The NC index scan is issue in you case.It is using the unique non clustered index scan and then for each row that is hundred million rows it will traverse the clustered index and thus it causes millions of io's(usually say your index hieght is 4 then it might cause 100million*4 IO's +index scan of the nonclustered index leaf page).Optimizer must have chosen this index to avoid the strem aggregate to get the minimum.To find minimum there are 3 main technique,one is using index on the column for which we want min (it is efficient if there is index and in that case no calc required as soon as you get the row it is returned),2nd it could use hash aggregate (but it usually happens when you have group by) and 3rd is stream aggregate here it will scan through all the rows which are qualified and keep the min value always and return min when all rows are scanned..

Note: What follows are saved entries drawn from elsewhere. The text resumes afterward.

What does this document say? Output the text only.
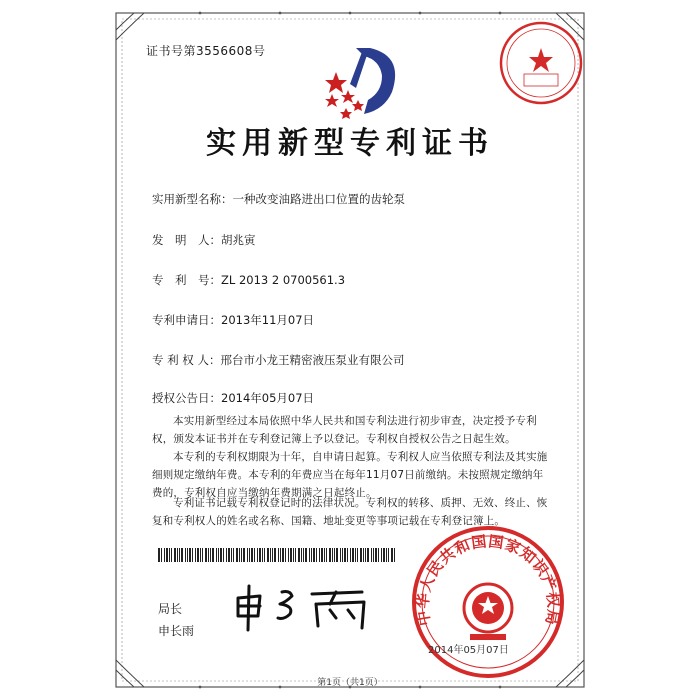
证书号第3556608号
实用新型专利证书
实用新型名称：一种改变油路进出口位置的齿轮泵
发　明　人：胡兆寅
专　利　号：ZL 2013 2 0700561.3
专利申请日：2013年11月07日
专 利 权 人：邢台市小龙王精密液压泵业有限公司
授权公告日：2014年05月07日
本实用新型经过本局依照中华人民共和国专利法进行初步审查，决定授予专利权，颁发本证书并在专利登记簿上予以登记。专利权自授权公告之日起生效。
本专利的专利权期限为十年，自申请日起算。专利权人应当依照专利法及其实施细则规定缴纳年费。本专利的年费应当在每年11月07日前缴纳。未按照规定缴纳年费的，专利权自应当缴纳年费期满之日起终止。
专利证书记载专利权登记时的法律状况。专利权的转移、质押、无效、终止、恢复和专利权人的姓名或名称、国籍、地址变更等事项记载在专利登记簿上。
局长
申长雨
中华人民共和国国家知识产权局
2014年05月07日
第1页（共1页）
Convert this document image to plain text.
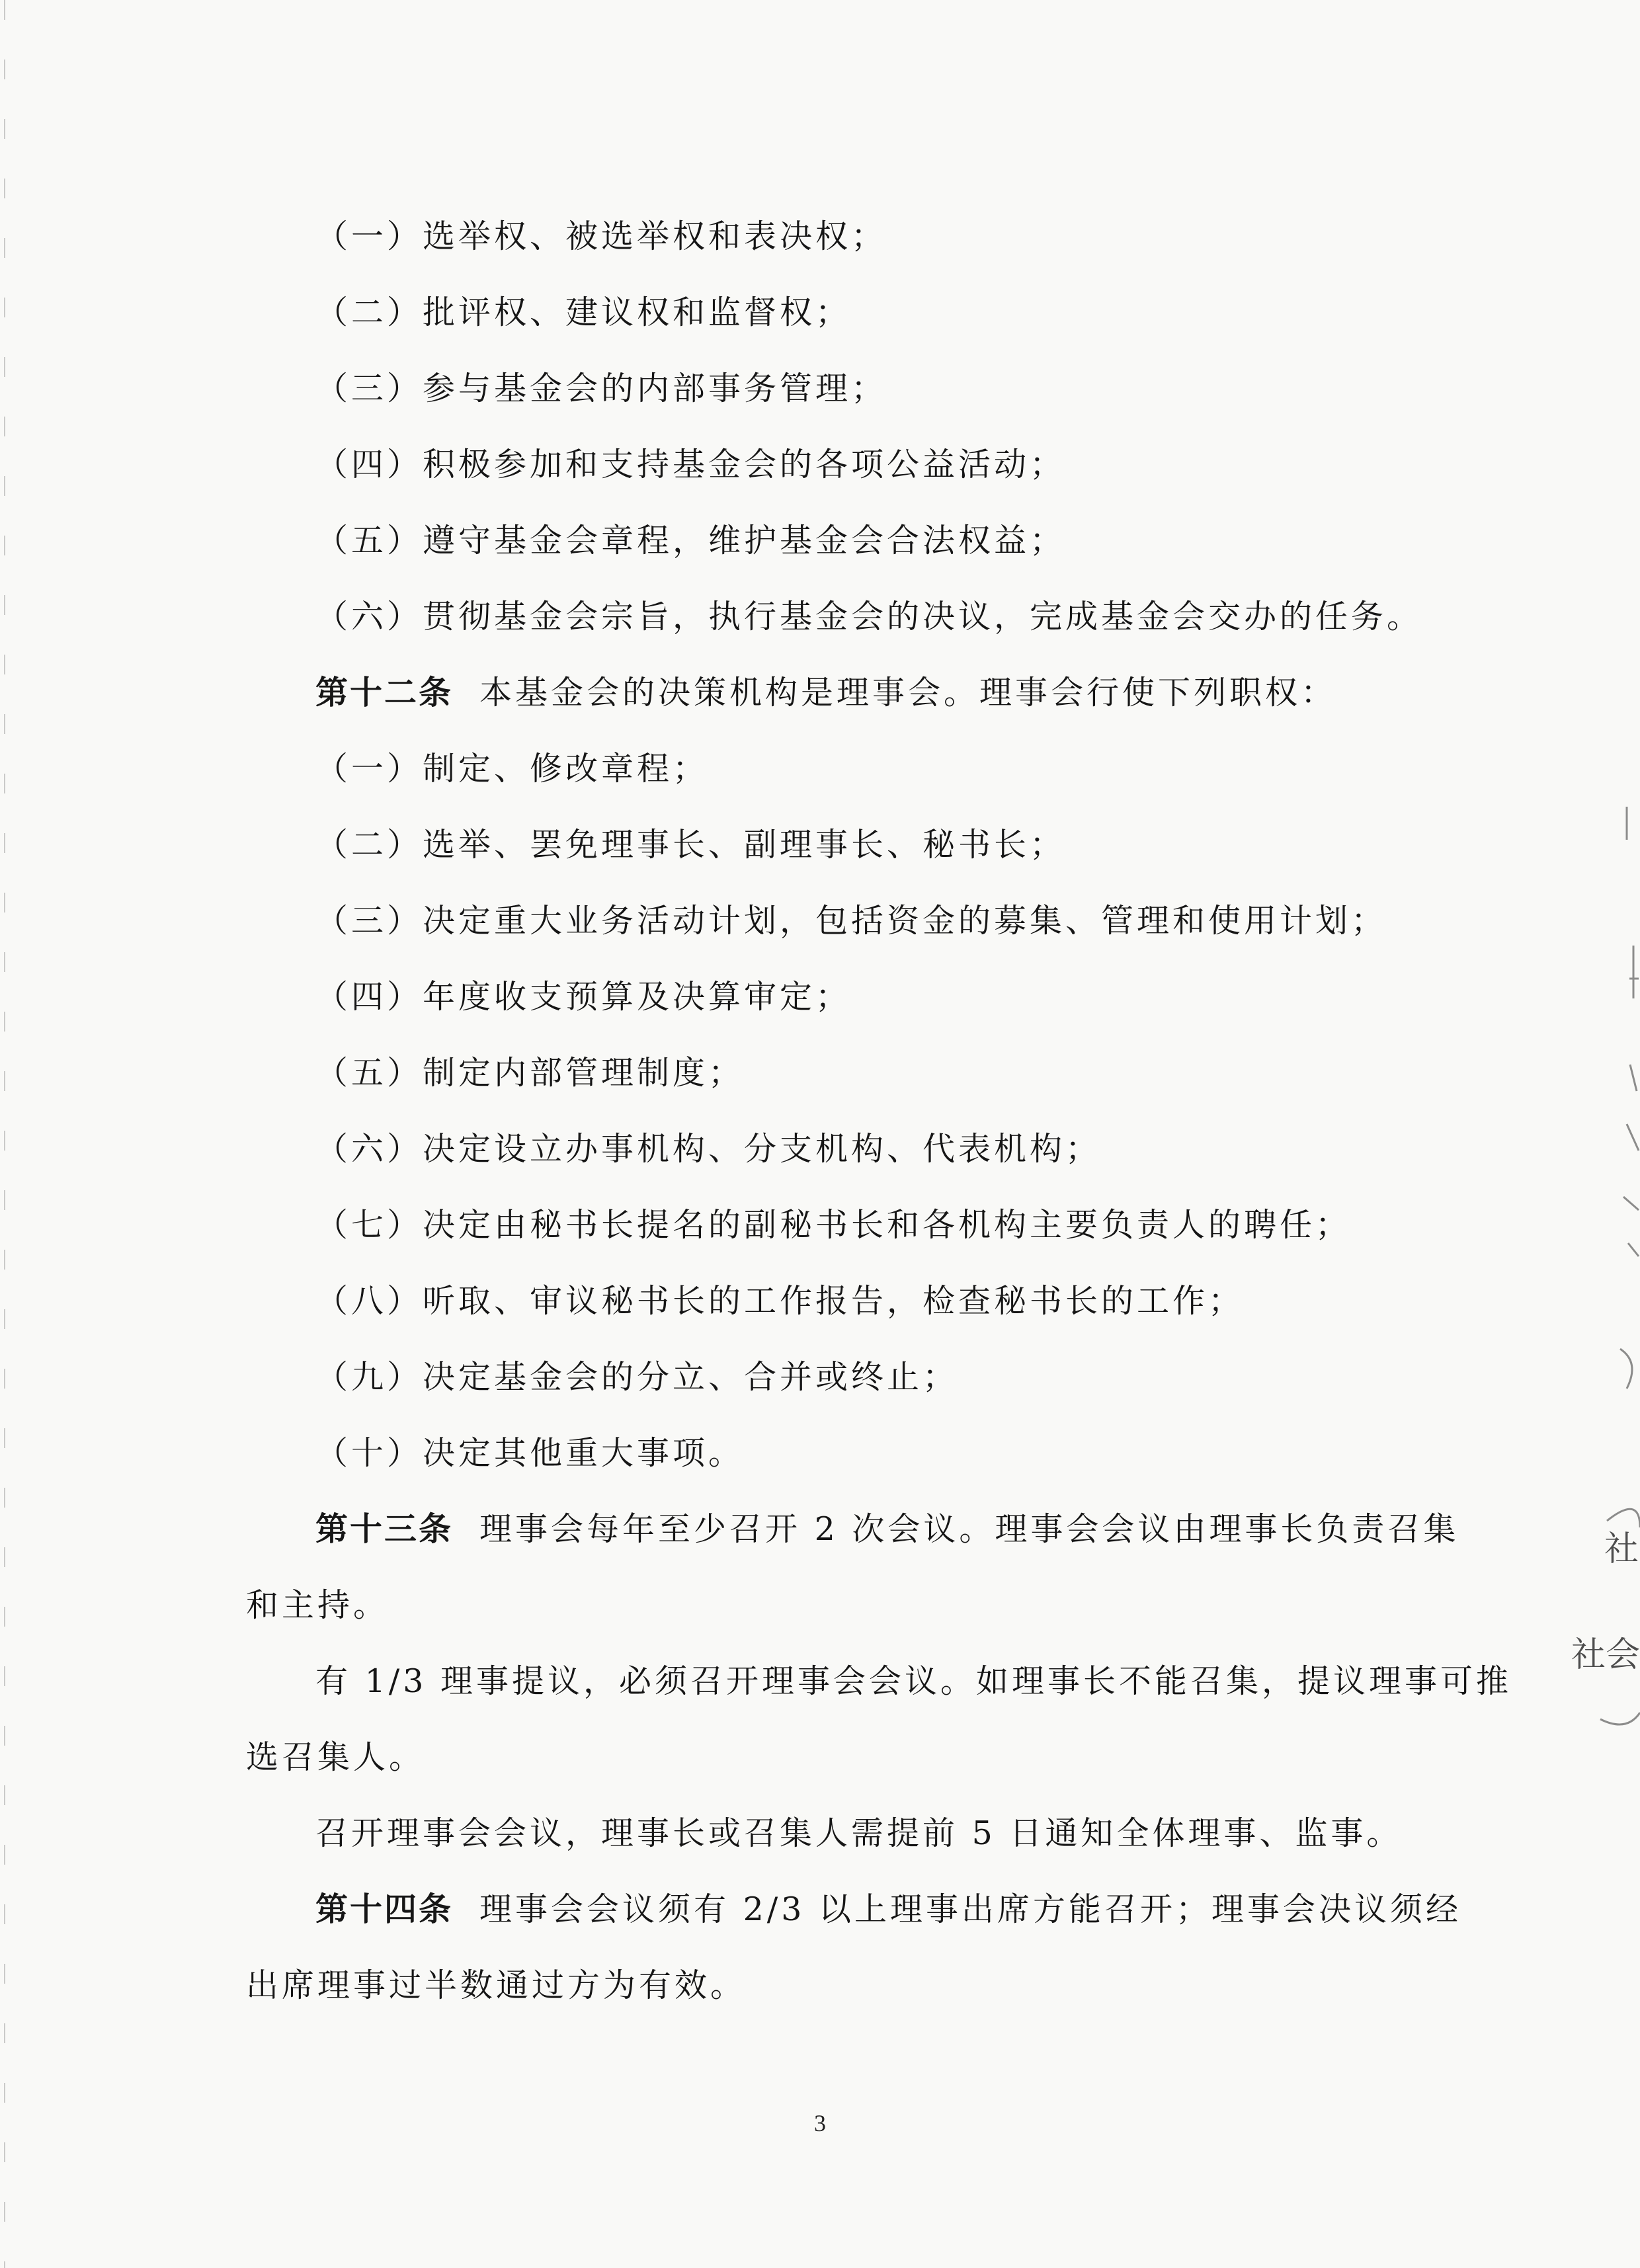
（一）选举权、被选举权和表决权；
（二）批评权、建议权和监督权；
（三）参与基金会的内部事务管理；
（四）积极参加和支持基金会的各项公益活动；
（五）遵守基金会章程，维护基金会合法权益；
（六）贯彻基金会宗旨，执行基金会的决议，完成基金会交办的任务。
第十二条 本基金会的决策机构是理事会。理事会行使下列职权：
（一）制定、修改章程；
（二）选举、罢免理事长、副理事长、秘书长；
（三）决定重大业务活动计划，包括资金的募集、管理和使用计划；
（四）年度收支预算及决算审定；
（五）制定内部管理制度；
（六）决定设立办事机构、分支机构、代表机构；
（七）决定由秘书长提名的副秘书长和各机构主要负责人的聘任；
（八）听取、审议秘书长的工作报告，检查秘书长的工作；
（九）决定基金会的分立、合并或终止；
（十）决定其他重大事项。
第十三条 理事会每年至少召开 2 次会议。理事会会议由理事长负责召集
和主持。
有 1/3 理事提议，必须召开理事会会议。如理事长不能召集，提议理事可推
选召集人。
召开理事会会议，理事长或召集人需提前 5 日通知全体理事、监事。
第十四条 理事会会议须有 2/3 以上理事出席方能召开；理事会决议须经
出席理事过半数通过方为有效。
3
社
社会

Howvere, when the query without min used the clustered index scan and thus is fast as it has to read less number of page and thus less io's.
Now question is why optimizer picked up the index scan on non clustered index.I am sure it is to avoid the compuation involved in stream aggregate to find the min value using stream aggregate but in thise case not using the stream aggregate is much more costly. This depends on estimation so i guess stats are not up to date in the table.
So fist of all check whether your stats are upto date.When was the stats were updated last?
Thus to avoid the issue.Do following
1. First update the table stats and I am sure it must remove your issue.
2. In case, you can not use update stats or update stats doesnt change the plan and still uses the NC index scan then you can force the clustered index scan so that it uses less IO's followed by stream aggregate to get min value.